Head Nerd Robert Carradine (1954 – 2026)
After the plea, the speeding actor sued the arresting trooper and the state on a variety of federal and state constitutional and tort claims, all of which were dismissed, except those for defamation, negligent infliction of emotional distress and vicarious liability. The Court of Appeals, on appeal by the defendant trooper and the state, affirmed denial of the dismissal motion for defamation, holding that the trooper did not have an absolute privilege to make defamatory statements in the arrest report and subsequent statements to the media about the incident 494 N.W.2d 77 (Minn. App. 1992), which was the issue taken up on review by the Supreme Court.
Tracing the “history of absolute privilege” dating back to 1389 for statements made by public officials, the court noted its “uneven development,” citing a remark by Supreme Court Chief Justice Earl Warren in Barr v. Matteo, 360 U.S. 564, 579 (1989). Whether to recognize the privilege for the report and media statement in Carradine’s case “depends on many factors in addressing two questions: the actionability of the arrest report and the statements to the media.
As to the former, the answer was “yes,” absolute immunity applies since preparing it is a “key part of an arresting officer’s job to prepare a written report,” which plays a “significant role in the [ultimate] trial.” But allowing defamation claims deters officers from “preparing a detailed accurate report” and result “a bland report … less useful in any subsequent prosecution and trial” if the officer is subject to libel liability. Thus, the officer and his employer, the state, are not liable for anything written in the arrest report.
But immunity for statements to the press is “a different matter” since an officer’s responses to press inquiries are not like preparing an arrest report, are only ”incidental” to the performance of an officer’s duties and, therefore, are not “absolutely privileged.”

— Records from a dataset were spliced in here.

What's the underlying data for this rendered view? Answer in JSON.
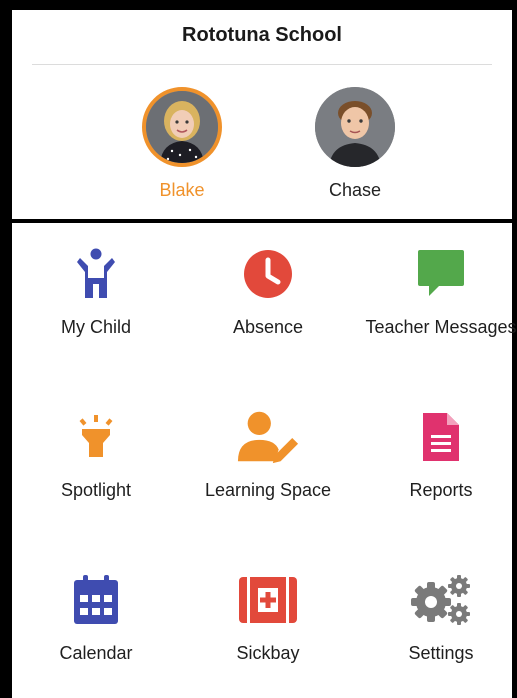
{
  "header": {
    "school_name": "Rototuna School"
  },
  "children": [
    {
      "name": "Blake",
      "selected": true
    },
    {
      "name": "Chase",
      "selected": false
    }
  ],
  "menu": [
    {
      "label": "My Child",
      "icon": "child-icon",
      "color": "#3f4cb0"
    },
    {
      "label": "Absence",
      "icon": "clock-icon",
      "color": "#e2493b"
    },
    {
      "label": "Teacher Messages",
      "icon": "message-icon",
      "color": "#53a84b"
    },
    {
      "label": "Spotlight",
      "icon": "spotlight-icon",
      "color": "#f0922b"
    },
    {
      "label": "Learning Space",
      "icon": "person-pencil-icon",
      "color": "#f0922b"
    },
    {
      "label": "Reports",
      "icon": "document-icon",
      "color": "#e0326e"
    },
    {
      "label": "Calendar",
      "icon": "calendar-icon",
      "color": "#3f4cb0"
    },
    {
      "label": "Sickbay",
      "icon": "first-aid-icon",
      "color": "#e2493b"
    },
    {
      "label": "Settings",
      "icon": "gears-icon",
      "color": "#7a7a7a"
    }
  ],
  "colors": {
    "accent": "#f0922b"
  }
}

However, the dichotomy brings the Government Data Practices Act, Minn. Stat. § 13.01, et seq. into play on grounds that the “exact … or substantial repetition” of the official report in statements to the press “may not support liability” because the report is “a matter of public record under § 13.82 of the Act.”
Therefore, the case was remanded to determine whether the remarks to a press go beyond the report and devoid of privilege.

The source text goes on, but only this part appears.